BRUXELLES : Un nouveau front s'est ouvert contre l'agence Frontex, déjà visée par des accusations de refoulements illégaux de migrants: la Cour des comptes européenne a dénoncé lundi son manque d'efficacité dans la lutte contre la criminalité transfrontalière et l'immigration illégale.
"Notre opinion, basée sur des faits, est que Frontex ne s'acquitte pas de cette tâche de manière efficace actuellement.
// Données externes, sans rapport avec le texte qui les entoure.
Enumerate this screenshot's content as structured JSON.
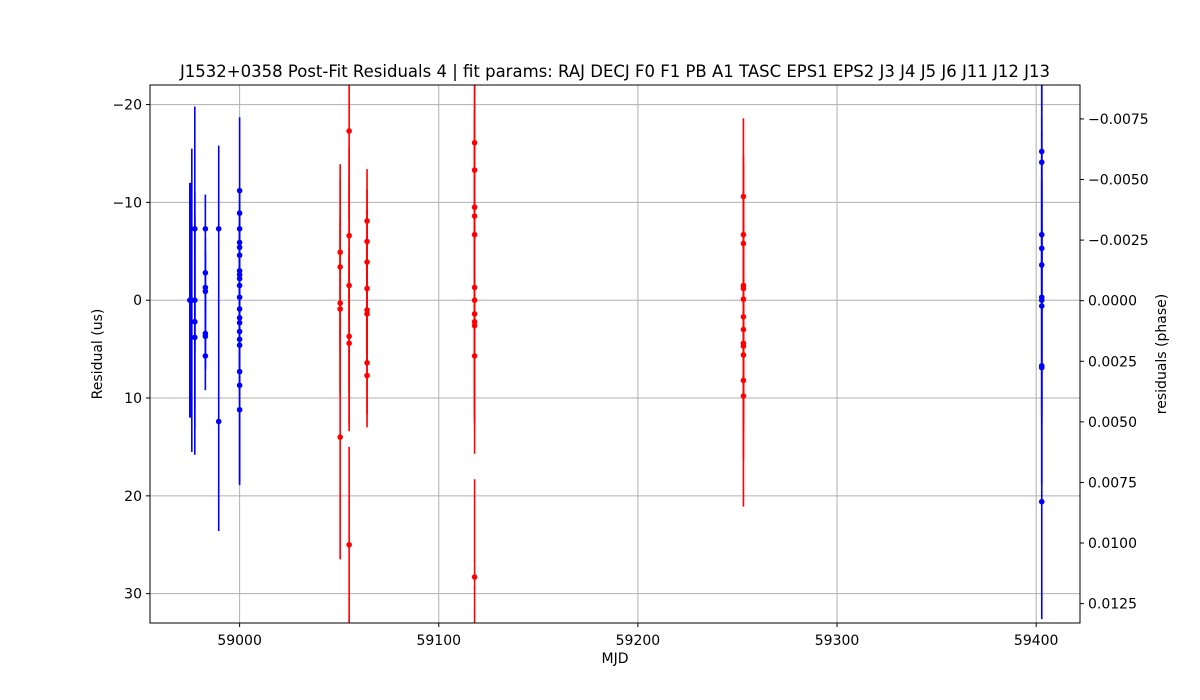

C'est d'autant plus inquiétant à un moment où elle se voit confier des responsabilités accrues", a déclaré le responsable d'un rapport publié lundi, Leo Brincat.
L'agence européenne de garde-frontières et de garde-côtes, créée en 2004, a vu son mandat élargi en 2016 pour aider les Etats membres à lutter contre l'immigration illégale et la criminalité transfrontalière.
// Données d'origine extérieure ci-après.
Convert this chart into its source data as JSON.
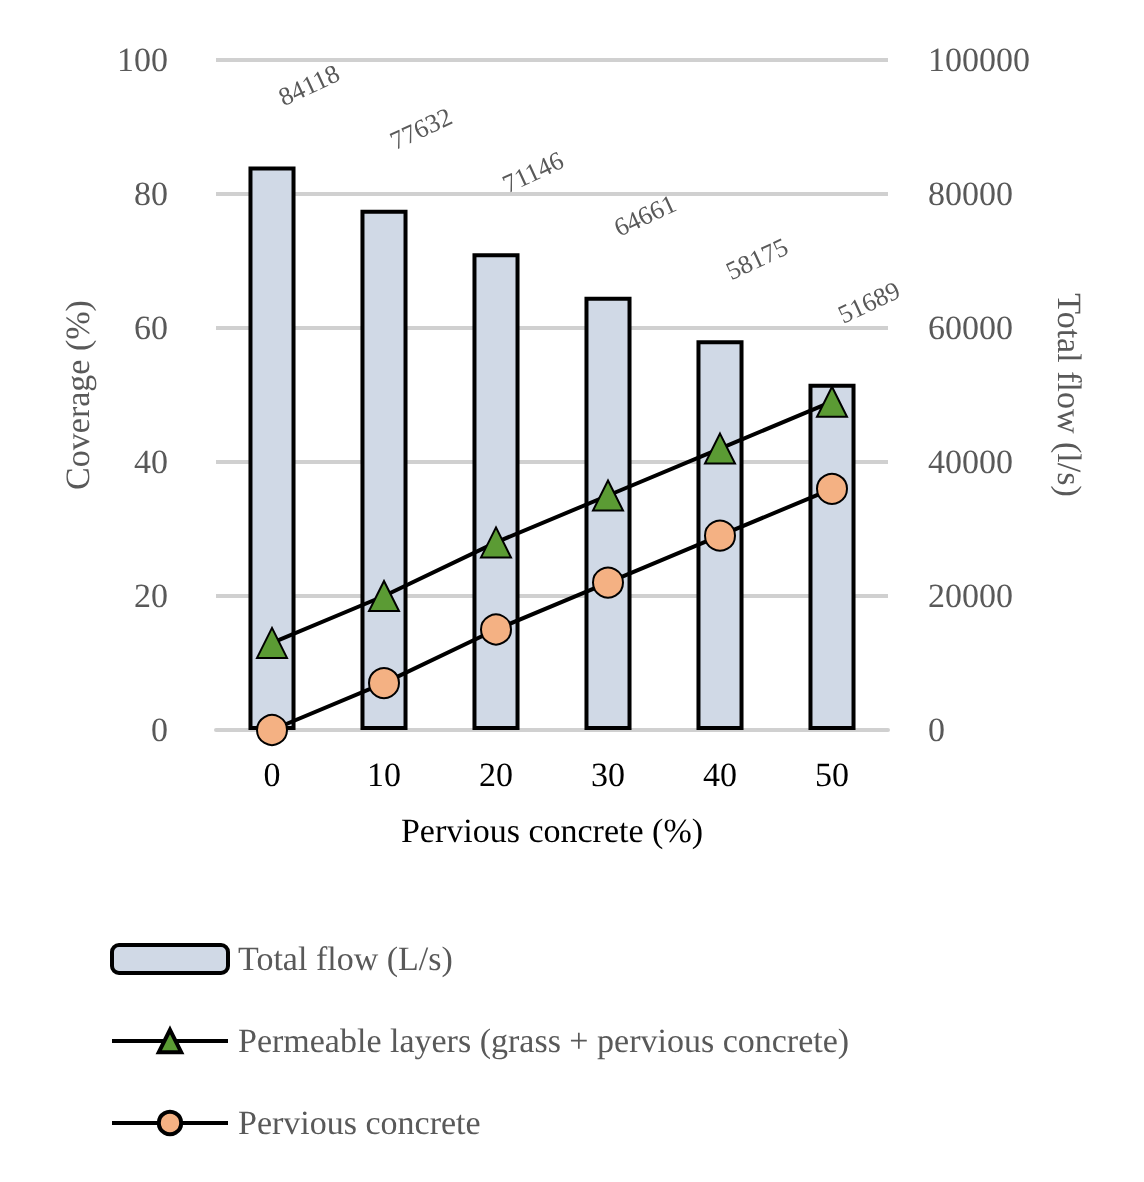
{
  "chart_data": {
    "type": "bar",
    "xlabel": "Pervious concrete (%)",
    "ylabel": "Coverage (%)",
    "y2label": "Total flow (l/s)",
    "categories": [
      "0",
      "10",
      "20",
      "30",
      "40",
      "50"
    ],
    "series": [
      {
        "name": "Total flow (L/s)",
        "axis": "y2",
        "color": "#d0d9e6",
        "values": [
          84118,
          77632,
          71146,
          64661,
          58175,
          51689
        ],
        "data_labels": true
      },
      {
        "name": "Permeable layers (grass + pervious concrete)",
        "type": "line",
        "marker": "triangle",
        "color": "#5b9b34",
        "values": [
          13,
          20,
          28,
          35,
          42,
          49
        ]
      },
      {
        "name": "Pervious concrete",
        "type": "line",
        "marker": "circle",
        "color": "#f4b183",
        "values": [
          0,
          7,
          15,
          22,
          29,
          36
        ]
      }
    ],
    "ylim": [
      0,
      100
    ],
    "yticks": [
      0,
      20,
      40,
      60,
      80,
      100
    ],
    "y2lim": [
      0,
      100000
    ],
    "y2ticks": [
      0,
      20000,
      40000,
      60000,
      80000,
      100000
    ],
    "grid": "y",
    "legend": "bottom left"
  }
}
Ce mandat a encore été renforcé en 2019, en prévoyant la mise en place d'un contingent permanent de 10.000 membres d'ici 2027 - alors que ses effectifs n'étaient que de 750 en 2019 - et un budget moyen d'environ 900 millions d'euros par an pour la période 2021-2027.
Ce budget, qui était de 19 millions d'euros en 2006, est passé à 460 millions d'euros en 2020.
Les auditeurs pointent notamment "des lacunes et des incohérences" dans le système d'échange d'informations entre Frontex et les Etats membres.
Ils ont "noté que, bien qu'un cadre fonctionnel pour l'échange d'informations ait été mis en place pour soutenir la lutte contre l'immigration illégale, il ne fonctionnait pas suffisamment bien pour fournir un tableau exact, complet et actualisé de la situation aux frontières extérieures de l'UE". Et qu'un "cadre adéquat pour l'échange d'informations aux fins de la lutte contre la criminalité transfrontalière n'a pas encore été institué".
"Cela affecte la capacité de Frontex et des États membres à surveiller les frontières extérieures et, le cas échéant, à réagir rapidement aux menaces détectées", estiment-ils.
«Trop vite»
Le rapport contient cinq recommandations, adressées pour la plupart à Frontex mais aussi à la Commission européenne.
La Cour des comptes regrette que le mandat de 2019 ait été approuvé "sans qu'aucune analyse d'impact ou évaluation visant à déterminer si Frontex s'était acquittée de son mandat précédent ne soit réalisée".
Les auditeurs estiment aussi que Frontex ne remplit pas pleinement sa mission d'évaluation "de la vulnérabilité des Etats membres afin de déterminer leur capacité et leur préparation à faire face aux menaces" aux frontières extérieures.
"Nous pensons que Frontex a connu trop de changements trop vite", a commenté Leo Brincat, rappelant que la décision de renforcer son mandat avait été prise par les Etats membres. Il a jugé que "le costume est trop grand pour elle".
L'audit, décidé par la Cour en 2019, ne porte toutefois pas sur les accusations de refoulements de migrants en mer Egée dont fait l'objet Frontex depuis la publication d'une enquête dans plusieurs médias en octobre 2020.
Accusée d'être impliquée avec les garde-côtes grecs dans ces agissements illégaux, Frontex est visée par plusieurs enquêtes sur cette question et sur des soupçons de mauvaise gestion, notamment de l'Office européen de lutte antifraude, l'Olaf.
Le Parlement européen à reporter sa décision sur la validation des comptes 2019 de l'agence, dans l'attente de "clarifications".
Une enquête interne à Frontex et une enquête conduite par un groupe de travail du conseil d'administration de Frontex -composé de représentants de la Commission et des Etats membres- n'ont pas mis en évidence de violations des droits de l'homme par l'agence dans les incidents de refoulements rapportés.
Dans son rapport, la Cour des comptes déplore par ailleurs que Frontex "analyse rarement" l'impact de ses activités et "ne fournit pas non plus d'information sur le coût réel de ses opérations conjointes".
Ce qui devrait être le cas pour "une organisation qui est sur le point de devenir la plus grosse agence de l'UE avec le plus gros budget", souligne M. Brincat.
Les auditeurs estiment que "ne s'étant toujours pas adaptée aux exigences de son mandat de 2016", Frontex "n'est pas davantage prête à mettre en oeuvre efficacement le mandat reçu en 2019".
Frontex, dirigée par le Français Fabrice Leggeri, a indiqué dans un communiqué transmis à l'AFP être "consciente que des améliorations sont nécessaires et travaille dur pour rendre l'agence plus forte et encore plus efficace".
"Bon nombre des problèmes soulevés sont liés à des facteurs externes qui échappent au contrôle de l'agence", a toutefois affirmé son porte-parole, ajoutant que la mise en oeuvre des recommandations du rapport "requiert un effort combiné de Frontex, de la Commission européenne et des autorités nationales".